By Carl Hairston
Death is something that all of us deal with differently. Some of us can be very open, some of us hide our feelings, and some move on like nothing happened. As a male, especially a black male, we are expected to be strong, and to some that strength means hiding your emotions. But it shouldn’t be that way. It’s ok to be upset and emotional with death, just like it’s ok to be overjoyed with a wedding or a birth.
Unfortunately I’ve had to deal with an inordinate amount of death in my family the past two years. Each family member was close to me, in a different way. So subsequently I handled each death differently. Candidly, I can’t sit here and tell you exactly how to respond to death. I’m not an expert. However, I’ve found a few things that are helpful to me, that I would suggest to anyone.
Because I’ve dealt with death I’ve also seen plenty of different responses from friends. At our age you could be someone who really has never dealt with the death of a loved one, or you could have dealt with it plenty. However, being there for a friend is something we aren’t taught how to do. Our generation is built on technology. So we think that shooting off a quick condolence text will be good. Yea, that’s ok for a distant friend. But for a close friend? Need to do a little better. You can learn a lot about how close you are with someone when you are grieving. A large portion of being a great friend is being there for your boy when they are struggling. So I’ll provide a couple of tips for that as well.
Handling Grief
- TALK!
- There is obviously a time when you need to quietly reflect. But bottling up grief is one of the most dangerous things a person can do. For me, I just needed time. Sometimes I wanted to sit and reflect quietly. Other times I wanted to laugh about old times. You’re going to be all over the place and that’s ok.
- Scripture
- I always find my strength in leaning on God, in any difficult times. This is no different. Here are a couple of verses that help me during grief.
- Isaiah 41:10
- 1 Thessalonians 4:13-14
- 1 Corinthians 15: 52-54
- Revelation 21:4
- I always find my strength in leaning on God, in any difficult times. This is no different. Here are a couple of verses that help me during grief.
- Reminisce
- I like to remember stories of my loved ones. Sitting around with family reminiscing on funny times, vacations, outings, etc. would always bring a smile to my face. Whatever made you love the person so much, remember that.
Handling the Grief of a Friend
- Acknowledge
- The worst thing a friend can do is act like nothing happened, and just hold normal conversation.
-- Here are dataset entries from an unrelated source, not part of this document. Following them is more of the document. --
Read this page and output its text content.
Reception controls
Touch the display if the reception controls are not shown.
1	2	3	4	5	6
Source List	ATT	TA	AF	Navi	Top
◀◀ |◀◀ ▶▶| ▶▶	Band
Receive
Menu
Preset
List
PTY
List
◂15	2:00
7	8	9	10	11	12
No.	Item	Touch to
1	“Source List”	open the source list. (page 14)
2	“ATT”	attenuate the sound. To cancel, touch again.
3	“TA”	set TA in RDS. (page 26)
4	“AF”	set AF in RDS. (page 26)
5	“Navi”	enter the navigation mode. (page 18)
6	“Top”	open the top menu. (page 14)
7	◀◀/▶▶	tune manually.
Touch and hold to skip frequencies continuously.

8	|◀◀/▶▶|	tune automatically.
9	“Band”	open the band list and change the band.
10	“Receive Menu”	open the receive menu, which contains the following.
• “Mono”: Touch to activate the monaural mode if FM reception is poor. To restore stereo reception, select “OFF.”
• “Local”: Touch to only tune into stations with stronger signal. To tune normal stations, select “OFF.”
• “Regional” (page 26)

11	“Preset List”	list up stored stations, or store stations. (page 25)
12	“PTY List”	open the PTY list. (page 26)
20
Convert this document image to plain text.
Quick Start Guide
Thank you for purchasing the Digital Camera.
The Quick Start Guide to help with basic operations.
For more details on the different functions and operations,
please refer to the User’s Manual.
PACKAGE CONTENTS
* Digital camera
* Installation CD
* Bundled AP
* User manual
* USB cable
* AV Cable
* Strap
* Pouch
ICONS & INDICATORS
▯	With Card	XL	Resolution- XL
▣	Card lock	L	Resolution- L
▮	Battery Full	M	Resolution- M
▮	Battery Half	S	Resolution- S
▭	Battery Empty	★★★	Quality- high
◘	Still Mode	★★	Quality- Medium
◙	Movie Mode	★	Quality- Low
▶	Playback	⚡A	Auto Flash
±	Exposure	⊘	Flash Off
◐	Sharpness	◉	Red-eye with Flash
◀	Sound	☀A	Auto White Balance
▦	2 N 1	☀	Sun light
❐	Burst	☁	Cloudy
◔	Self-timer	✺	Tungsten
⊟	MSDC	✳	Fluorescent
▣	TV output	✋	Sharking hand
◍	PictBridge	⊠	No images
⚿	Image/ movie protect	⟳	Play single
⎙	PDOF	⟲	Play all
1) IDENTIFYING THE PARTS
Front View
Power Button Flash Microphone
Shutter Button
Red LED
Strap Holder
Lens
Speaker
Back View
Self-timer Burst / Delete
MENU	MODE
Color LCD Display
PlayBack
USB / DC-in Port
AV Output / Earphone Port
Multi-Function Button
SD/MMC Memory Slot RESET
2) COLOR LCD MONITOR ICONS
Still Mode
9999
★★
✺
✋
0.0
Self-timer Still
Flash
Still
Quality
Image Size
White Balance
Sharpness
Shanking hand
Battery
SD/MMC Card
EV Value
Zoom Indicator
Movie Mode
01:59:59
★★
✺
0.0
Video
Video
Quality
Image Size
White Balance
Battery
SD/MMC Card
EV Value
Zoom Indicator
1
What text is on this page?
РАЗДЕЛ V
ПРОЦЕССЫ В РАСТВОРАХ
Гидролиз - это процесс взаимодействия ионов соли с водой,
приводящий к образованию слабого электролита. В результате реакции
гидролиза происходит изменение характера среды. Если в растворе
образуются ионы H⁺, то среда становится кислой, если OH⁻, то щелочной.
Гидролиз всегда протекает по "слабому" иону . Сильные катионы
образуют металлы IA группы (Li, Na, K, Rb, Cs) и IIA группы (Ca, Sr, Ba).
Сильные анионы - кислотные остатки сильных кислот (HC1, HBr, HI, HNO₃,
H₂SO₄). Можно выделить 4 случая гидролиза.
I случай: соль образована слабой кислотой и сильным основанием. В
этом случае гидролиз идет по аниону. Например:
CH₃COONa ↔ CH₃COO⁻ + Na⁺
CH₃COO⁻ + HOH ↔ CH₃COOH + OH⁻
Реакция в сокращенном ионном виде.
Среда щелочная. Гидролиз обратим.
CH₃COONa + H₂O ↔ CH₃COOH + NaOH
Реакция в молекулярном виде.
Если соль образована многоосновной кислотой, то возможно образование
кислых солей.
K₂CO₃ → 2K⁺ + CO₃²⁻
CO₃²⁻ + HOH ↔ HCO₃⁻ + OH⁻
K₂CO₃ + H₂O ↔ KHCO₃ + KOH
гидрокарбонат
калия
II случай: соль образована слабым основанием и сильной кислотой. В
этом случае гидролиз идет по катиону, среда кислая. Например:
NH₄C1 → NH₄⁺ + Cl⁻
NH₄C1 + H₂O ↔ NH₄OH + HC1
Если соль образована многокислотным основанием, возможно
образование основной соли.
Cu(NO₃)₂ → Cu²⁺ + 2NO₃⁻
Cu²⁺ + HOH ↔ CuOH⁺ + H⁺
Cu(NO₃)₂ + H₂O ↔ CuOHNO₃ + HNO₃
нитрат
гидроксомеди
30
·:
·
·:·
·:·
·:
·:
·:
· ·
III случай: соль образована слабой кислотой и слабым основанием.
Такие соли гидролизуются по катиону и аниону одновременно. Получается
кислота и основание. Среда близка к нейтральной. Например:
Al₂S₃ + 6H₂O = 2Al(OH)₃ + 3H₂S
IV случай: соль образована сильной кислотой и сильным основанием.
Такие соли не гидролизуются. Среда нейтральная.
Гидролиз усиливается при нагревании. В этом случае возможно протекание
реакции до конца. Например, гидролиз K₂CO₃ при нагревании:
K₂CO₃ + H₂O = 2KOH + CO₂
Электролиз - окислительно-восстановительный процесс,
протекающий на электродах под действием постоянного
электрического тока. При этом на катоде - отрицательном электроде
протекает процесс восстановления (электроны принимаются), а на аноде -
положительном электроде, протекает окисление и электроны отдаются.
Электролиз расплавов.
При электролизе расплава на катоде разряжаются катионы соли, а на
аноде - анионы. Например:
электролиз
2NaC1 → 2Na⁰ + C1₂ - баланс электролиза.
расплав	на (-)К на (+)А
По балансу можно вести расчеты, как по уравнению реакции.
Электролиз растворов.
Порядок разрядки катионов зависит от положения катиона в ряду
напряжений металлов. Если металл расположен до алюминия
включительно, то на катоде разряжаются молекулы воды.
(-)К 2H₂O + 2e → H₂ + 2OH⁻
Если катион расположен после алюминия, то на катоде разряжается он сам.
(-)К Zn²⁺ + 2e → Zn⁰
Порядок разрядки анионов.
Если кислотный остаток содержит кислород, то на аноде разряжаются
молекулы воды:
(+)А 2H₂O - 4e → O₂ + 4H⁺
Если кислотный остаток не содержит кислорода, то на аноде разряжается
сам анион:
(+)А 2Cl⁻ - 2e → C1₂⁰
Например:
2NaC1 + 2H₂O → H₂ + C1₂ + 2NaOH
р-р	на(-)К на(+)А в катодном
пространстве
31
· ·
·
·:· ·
Acknowledge that your friend is grieving. Tell them you are thinking about their family and that you care. If you truly knew their loved one, share a story about what they meant to you and how you will always remember them. I had a good friend send me a story about my grandmother when she passed. It touched me so deeply that I shared that story when I spoke at her funeral. You never know how much that small message can mean to someone.
- Ask
- Find out what you can do to help. It might be nothing at all. They may just need you for a laugh. They may want to tell stories. Sometimes just being around the house helps, which brings me to my next point.
- Visit
- It’s traditional to have people over your house leading up to the funeral. Most of the time these aren’t very sad gatherings, just time for friends and family to express their condolences. Usually there will be food (sometimes adult beverages) at the house. Bring by something useful like plates, or cups, toilet tissue, etc. You basically want to make sure the family doesn’t have to spend time buying items for the influx of guests they will have coming over. I suggest chicken wings or Krispy Kreme doughnuts; because Lord knows you can never go wrong with either.
Death is one of the most difficult things in this life to deal with. Unlike so many other situations, it is final. And that conclusion is tough to swallow. I was taught a long time ago that if you live your life the right way, then when that day comes you’ll be off to a land where there are no more tears and no more sadness. As tough as it may be, try to keep that in mind when you are grieving. It takes time, and there will always be an unfillable void, but our time on Earth is temporary. Use your pain to encourage yourself to live a purpose filled life. Have that goal list you’ve been neglecting? Go after it now. A dream trip with the family? Plan it now. Create those memories now, which will last you a lifetime. Make sure you fight the good fight, finish the race, and keep the faith.